- Marceljani Location within Croatia
- Country: Croatia
- County: Istria County
- Municipality: Labin

Area
- • Total: 0.97 sq mi (2.5 km^{2})
- Elevation: 790 ft (240 m)

Population (2021)
- • Total: 191
- • Density: 200/sq mi (76/km^{2})
- Time zone: UTC+1 (CET)
- • Summer (DST): UTC+2 (CEST)
- Postal code: 52220 Labin
- Area code: 052

= Marceljani =

Marceljani (Italian: Marcegliani) is a village in the Labin-Albona municipality in Istria County, Croatia. It is part of the Labinština peninsula in Istria.

== Location ==
The village is located about 3 km from the center of the town of Labin and about 8 km from Rabac, Istria in the east. In recent times, since the formation of Croatia, the village was renamed Marceljani (even Marčeljani).

==Demographics==
According to the 2021 census, its population was 191.

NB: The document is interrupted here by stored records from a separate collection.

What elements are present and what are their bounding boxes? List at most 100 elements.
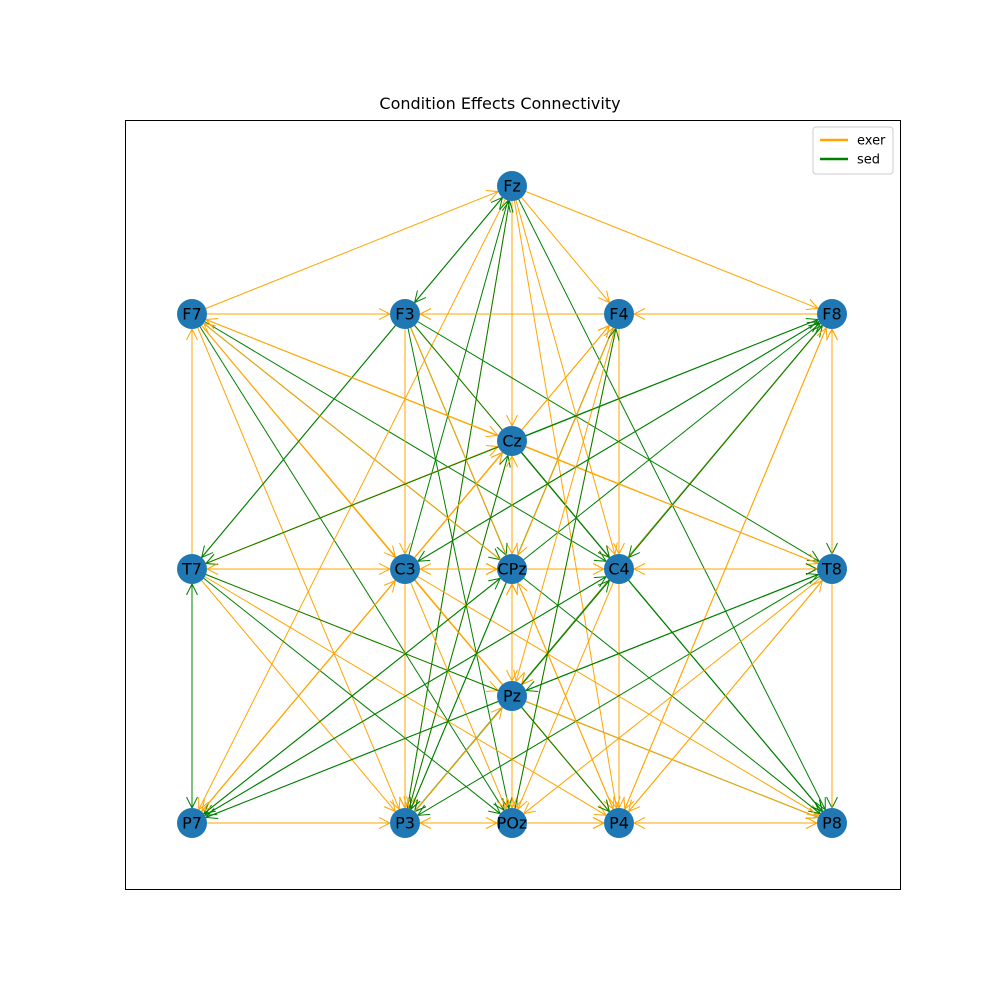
edge-F3-T8-sed	[404, 313, 821, 562]
edge-F7-P3-exer	[191, 313, 401, 811]
node-circle	[177, 554, 207, 584]
edge-C3-P8-exer	[404, 568, 821, 816]
node-circle	[390, 808, 420, 838]
node-P7: P7	[177, 808, 207, 838]
node-circle	[497, 808, 527, 838]
edge-arrowhead	[606, 542, 618, 556]
edge-arrowhead	[383, 799, 397, 813]
node-circle	[604, 808, 634, 838]
node-circle	[390, 299, 420, 329]
edge-Fz-F8-exer	[511, 185, 820, 310]
node-P4: P4	[604, 808, 634, 838]
edge-line	[511, 322, 821, 570]
plot-frame	[125, 120, 901, 890]
node-label: Cz	[502, 432, 522, 451]
edge-Fz-C4-exer	[511, 185, 618, 556]
edge-T8-POz-exer	[522, 568, 833, 815]
edge-line	[191, 568, 396, 812]
edge-arrowhead	[810, 324, 824, 338]
edge-line	[203, 322, 513, 570]
legend: exer sed	[812, 126, 894, 175]
edge-line	[511, 328, 617, 824]
edge-line	[404, 313, 820, 562]
edge-C3-P7-exer	[200, 568, 406, 813]
node-label: F8	[822, 305, 841, 324]
edge-P7-P3-exer	[192, 817, 392, 829]
node-F3: F3	[390, 299, 420, 329]
node-label: POz	[497, 814, 528, 833]
edge-T7-P7-sed	[186, 569, 198, 810]
edge-F4-CPz-exer	[516, 313, 620, 557]
edge-line	[191, 568, 501, 815]
edge-line	[517, 582, 620, 824]
node-label: P4	[609, 814, 629, 833]
node-label: T8	[821, 560, 842, 579]
node-Pz: Pz	[497, 681, 527, 711]
edge-P8-P4-exer	[632, 817, 832, 829]
edge-arrowhead	[607, 327, 620, 341]
node-circle	[497, 554, 527, 584]
edge-line	[404, 568, 820, 816]
edge-F4-Pz-exer	[513, 313, 620, 683]
edge-arrowhead	[383, 545, 397, 559]
node-F4: F4	[604, 299, 634, 329]
node-label: T7	[181, 560, 202, 579]
legend-label-exer: exer	[857, 134, 886, 149]
node-circle	[604, 554, 634, 584]
node-C4: C4	[604, 554, 634, 584]
node-label: P3	[395, 814, 415, 833]
edge-T7-P3-exer	[191, 568, 397, 813]
node-P8: P8	[817, 808, 847, 838]
edge-line	[191, 576, 607, 824]
edge-C3-Fz-sed	[404, 199, 511, 570]
edge-arrowhead	[490, 196, 504, 210]
edge-POz-Cz-exer	[506, 454, 518, 823]
node-label: Pz	[503, 687, 521, 706]
edge-line	[404, 455, 509, 824]
node-label: F4	[609, 305, 628, 324]
edge-line	[191, 577, 501, 824]
node-circle	[817, 554, 847, 584]
edge-line	[511, 185, 826, 810]
edge-line	[404, 707, 503, 824]
edge-line	[511, 695, 819, 818]
edge-line	[201, 568, 406, 812]
edge-line	[517, 313, 620, 556]
edge-line	[198, 185, 513, 810]
node-POz: POz	[497, 808, 528, 838]
node-label: C4	[608, 560, 629, 579]
edge-line	[511, 185, 616, 555]
edge-C4-P8-sed	[618, 568, 824, 813]
edge-F7-C4-sed	[191, 313, 608, 562]
node-label: CPz	[497, 560, 526, 579]
edge-Pz-P8-exer	[511, 695, 820, 820]
node-F8: F8	[817, 299, 847, 329]
edge-F7-F3-exer	[192, 308, 392, 320]
edge-arrowhead	[200, 545, 214, 559]
edge-line	[404, 200, 511, 824]
node-label: F3	[395, 305, 414, 324]
node-label: P8	[822, 814, 842, 833]
node-circle	[497, 681, 527, 711]
edge-line	[511, 185, 618, 809]
edge-P7-CPz-sed	[191, 577, 502, 824]
edge-P4-F8-exer	[618, 326, 828, 824]
edge-C4-F8-sed	[618, 324, 824, 570]
node-label: C3	[394, 560, 415, 579]
edge-arrowhead	[513, 669, 525, 683]
edge-line	[618, 327, 827, 824]
edge-Cz-F8-sed	[511, 317, 820, 442]
edge-line	[404, 313, 510, 809]
node-circle	[497, 426, 527, 456]
edge-line	[618, 580, 823, 824]
edge-line	[511, 185, 819, 309]
node-C3: C3	[390, 554, 420, 584]
edge-line	[201, 313, 406, 558]
legend-label-sed: sed	[857, 153, 880, 168]
edge-line	[417, 568, 833, 816]
chart-title: Condition Effects Connectivity	[379, 94, 621, 113]
node-circle	[817, 808, 847, 838]
node-T7: T7	[177, 554, 207, 584]
edge-line	[417, 313, 833, 562]
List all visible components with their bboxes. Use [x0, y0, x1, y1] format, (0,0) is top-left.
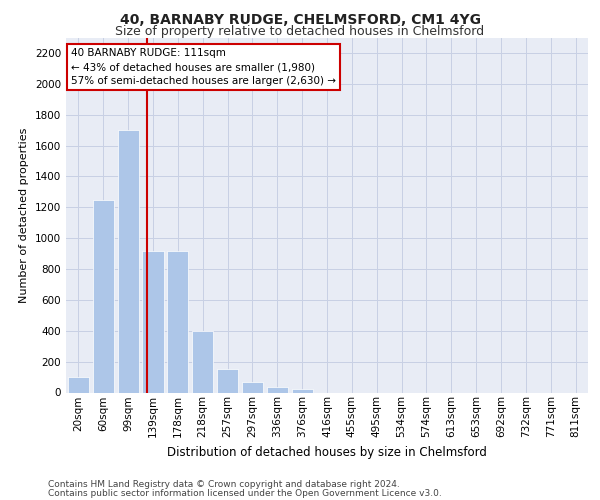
Bar: [267, 387, 288, 392]
Bar: [242, 382, 263, 392]
Bar: [192, 331, 213, 392]
Bar: [93, 200, 114, 392]
Text: Contains public sector information licensed under the Open Government Licence v3: Contains public sector information licen…: [48, 489, 442, 498]
Text: Contains HM Land Registry data © Crown copyright and database right 2024.: Contains HM Land Registry data © Crown c…: [48, 480, 400, 489]
Bar: [217, 370, 238, 392]
Text: 40, BARNABY RUDGE, CHELMSFORD, CM1 4YG: 40, BARNABY RUDGE, CHELMSFORD, CM1 4YG: [119, 12, 481, 26]
Text: 40 BARNABY RUDGE: 111sqm
← 43% of detached houses are smaller (1,980)
57% of sem: 40 BARNABY RUDGE: 111sqm ← 43% of detach…: [71, 48, 336, 86]
Text: Size of property relative to detached houses in Chelmsford: Size of property relative to detached ho…: [115, 25, 485, 38]
Bar: [118, 130, 139, 392]
Bar: [292, 388, 313, 392]
Bar: [142, 250, 164, 392]
Bar: [167, 250, 188, 392]
Bar: [68, 377, 89, 392]
Y-axis label: Number of detached properties: Number of detached properties: [19, 128, 29, 302]
X-axis label: Distribution of detached houses by size in Chelmsford: Distribution of detached houses by size …: [167, 446, 487, 458]
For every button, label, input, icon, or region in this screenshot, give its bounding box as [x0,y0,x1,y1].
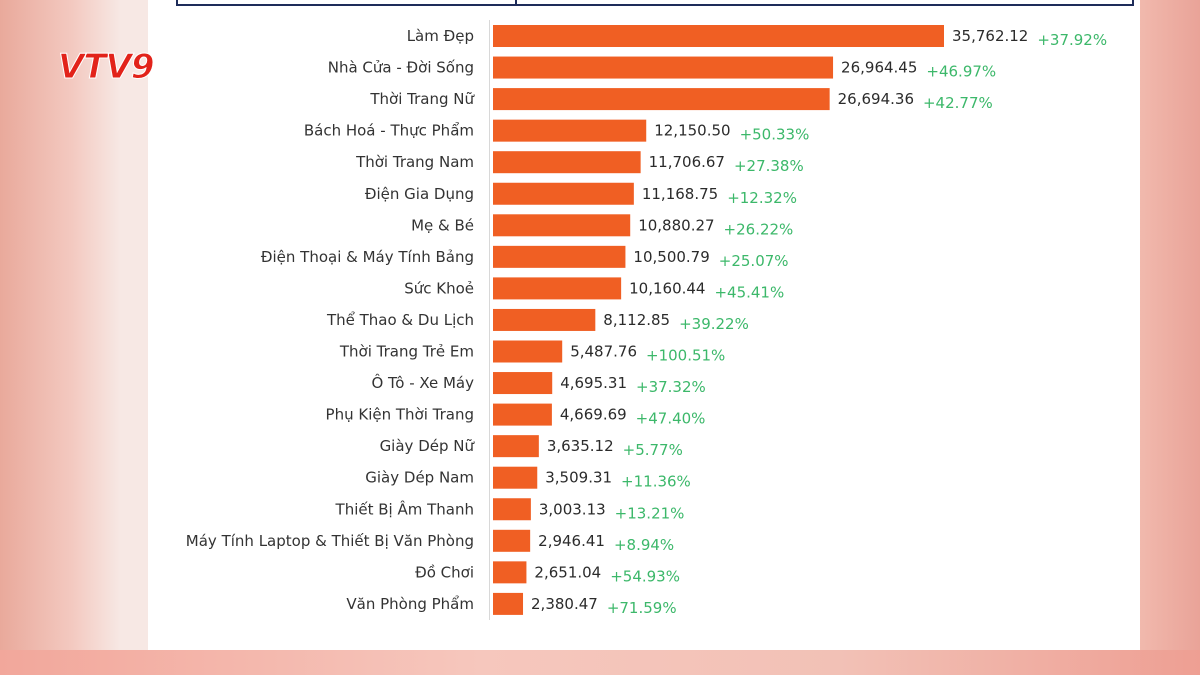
bar [493,592,524,615]
chart-panel: Làm Đẹp 35,762.12 +37.92% Nhà Cửa - Đời Sốn… [148,0,1140,650]
growth-label: +47.40% [636,410,706,428]
logo-channel-number: 9 [130,47,155,87]
value-label: 12,150.50 [654,122,730,140]
bar [493,245,626,268]
growth-label: +45.41% [714,283,784,301]
bar [493,561,527,584]
bar [493,498,531,521]
category-label: Giày Dép Nam [365,469,474,487]
growth-label: +42.77% [923,94,993,112]
value-label: 11,706.67 [649,153,725,171]
growth-label: +37.92% [1037,31,1107,49]
growth-label: +27.38% [734,157,804,175]
category-label: Văn Phòng Phẩm [346,595,474,613]
value-label: 3,635.12 [547,437,614,455]
category-label: Nhà Cửa - Đời Sống [328,59,474,77]
bar [493,277,622,300]
logo-text: VTV [58,47,133,87]
category-label: Làm Đẹp [407,27,474,45]
value-label: 26,694.36 [838,90,914,108]
category-axis-line [489,20,490,620]
value-label: 2,946.41 [538,532,605,550]
value-label: 4,669.69 [560,406,627,424]
category-label: Mẹ & Bé [411,216,474,234]
value-label: 26,964.45 [841,59,917,77]
bar [493,182,634,205]
bar [493,88,830,111]
value-label: 3,003.13 [539,500,606,518]
bar [493,403,552,426]
table-header-frame [176,0,1134,6]
bar [493,466,538,489]
growth-label: +39.22% [679,315,749,333]
bar [493,372,553,395]
value-label: 8,112.85 [603,311,670,329]
growth-label: +5.77% [623,441,683,459]
value-label: 10,500.79 [633,248,709,266]
growth-label: +50.33% [740,126,810,144]
bar [493,151,641,174]
growth-label: +54.93% [610,567,680,585]
growth-label: +100.51% [646,347,725,365]
bar-chart: Làm Đẹp 35,762.12 +37.92% Nhà Cửa - Đời Sốn… [186,25,1107,617]
growth-label: +8.94% [614,536,674,554]
growth-label: +71.59% [607,599,677,617]
bar [493,529,531,552]
bar [493,308,596,331]
growth-label: +26.22% [724,220,794,238]
bar [493,25,944,47]
growth-label: +13.21% [615,504,685,522]
category-label: Điện Gia Dụng [365,185,474,203]
category-label: Máy Tính Laptop & Thiết Bị Văn Phòng [186,532,474,550]
value-label: 10,160.44 [629,279,705,297]
table-header-divider [515,0,517,4]
category-label: Thời Trang Nữ [369,90,475,108]
bar [493,340,563,363]
category-label: Thể Thao & Du Lịch [326,311,474,329]
category-label: Thời Trang Trẻ Em [339,343,474,361]
value-label: 5,487.76 [570,343,637,361]
category-label: Sức Khoẻ [404,279,474,297]
category-label: Phụ Kiện Thời Trang [326,406,474,424]
growth-label: +11.36% [621,473,691,491]
vtv9-logo: VTV9 [58,47,155,87]
category-label: Giày Dép Nữ [380,437,476,455]
value-label: 2,380.47 [531,595,598,613]
growth-label: +12.32% [727,189,797,207]
category-label: Ô Tô - Xe Máy [371,373,474,392]
bar [493,214,631,237]
category-label: Thiết Bị Âm Thanh [335,499,474,518]
value-label: 4,695.31 [560,374,627,392]
bar [493,119,647,142]
growth-label: +25.07% [719,252,789,270]
value-label: 35,762.12 [952,27,1028,45]
bar [493,56,834,79]
value-label: 11,168.75 [642,185,718,203]
bottom-strip [0,650,1200,675]
growth-label: +46.97% [926,63,996,81]
value-label: 2,651.04 [534,563,601,581]
value-label: 10,880.27 [638,216,714,234]
bar [493,435,539,458]
value-label: 3,509.31 [545,469,612,487]
category-label: Thời Trang Nam [355,153,474,171]
growth-label: +37.32% [636,378,706,396]
category-label: Đồ Chơi [415,563,474,581]
category-label: Bách Hoá - Thực Phẩm [304,122,474,140]
category-label: Điện Thoại & Máy Tính Bảng [261,248,474,266]
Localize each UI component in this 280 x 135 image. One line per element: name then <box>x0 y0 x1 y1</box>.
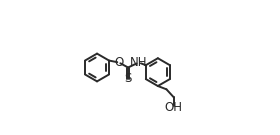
Text: NH: NH <box>130 56 148 69</box>
Text: O: O <box>114 56 123 69</box>
Text: OH: OH <box>165 101 183 114</box>
Text: S: S <box>124 72 132 85</box>
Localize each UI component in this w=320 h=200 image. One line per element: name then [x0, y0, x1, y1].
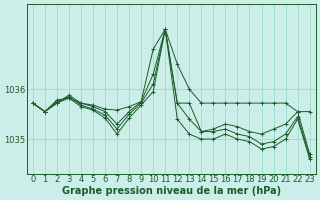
- X-axis label: Graphe pression niveau de la mer (hPa): Graphe pression niveau de la mer (hPa): [62, 186, 281, 196]
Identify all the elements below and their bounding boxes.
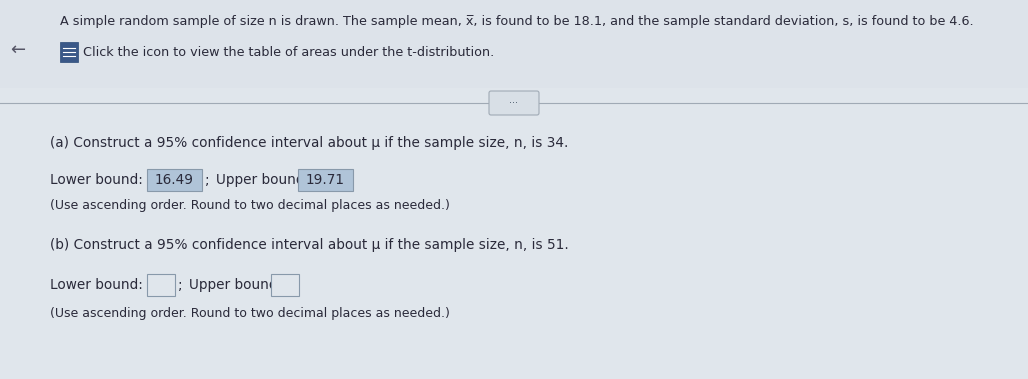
Text: (Use ascending order. Round to two decimal places as needed.): (Use ascending order. Round to two decim… (50, 307, 450, 319)
Text: ···: ··· (510, 98, 518, 108)
Text: A simple random sample of size n is drawn. The sample mean, x̅, is found to be 1: A simple random sample of size n is draw… (60, 16, 974, 28)
Text: 16.49: 16.49 (154, 173, 193, 187)
FancyBboxPatch shape (489, 91, 539, 115)
Text: (b) Construct a 95% confidence interval about μ if the sample size, n, is 51.: (b) Construct a 95% confidence interval … (50, 238, 568, 252)
Text: ←: ← (10, 41, 26, 59)
Text: Upper bound:: Upper bound: (189, 278, 282, 292)
Text: 19.71: 19.71 (305, 173, 344, 187)
Text: Upper bound:: Upper bound: (216, 173, 309, 187)
Text: ;: ; (205, 173, 210, 187)
Text: (a) Construct a 95% confidence interval about μ if the sample size, n, is 34.: (a) Construct a 95% confidence interval … (50, 136, 568, 150)
Text: Click the icon to view the table of areas under the t-distribution.: Click the icon to view the table of area… (83, 45, 494, 58)
Text: Lower bound:: Lower bound: (50, 173, 143, 187)
Bar (0, 0, 1028, 88)
Text: ;: ; (178, 278, 183, 292)
Text: Lower bound:: Lower bound: (50, 278, 143, 292)
Bar (298, 169, 353, 191)
Bar (60, 42, 78, 62)
Bar (147, 169, 201, 191)
Bar (271, 274, 299, 296)
Bar (147, 274, 175, 296)
Text: (Use ascending order. Round to two decimal places as needed.): (Use ascending order. Round to two decim… (50, 199, 450, 211)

The settlement was formerly part of the Municipality of Sveta Nedelja. The population was 192 in 2011. At the census of 2001, Marciljani had 161 inhabitants. In 1991, the village counted 170 inhabitants. From this 33.5% were Croats, 3.5% Serbs, 0.6% Muslims and 62.3% other (at the time they were mostly regionally committed, as Istrians).

== Economy ==
Marciljani is home to a few private concerns in the fields of private tourist facilities, carpentry, and a dental laboratory.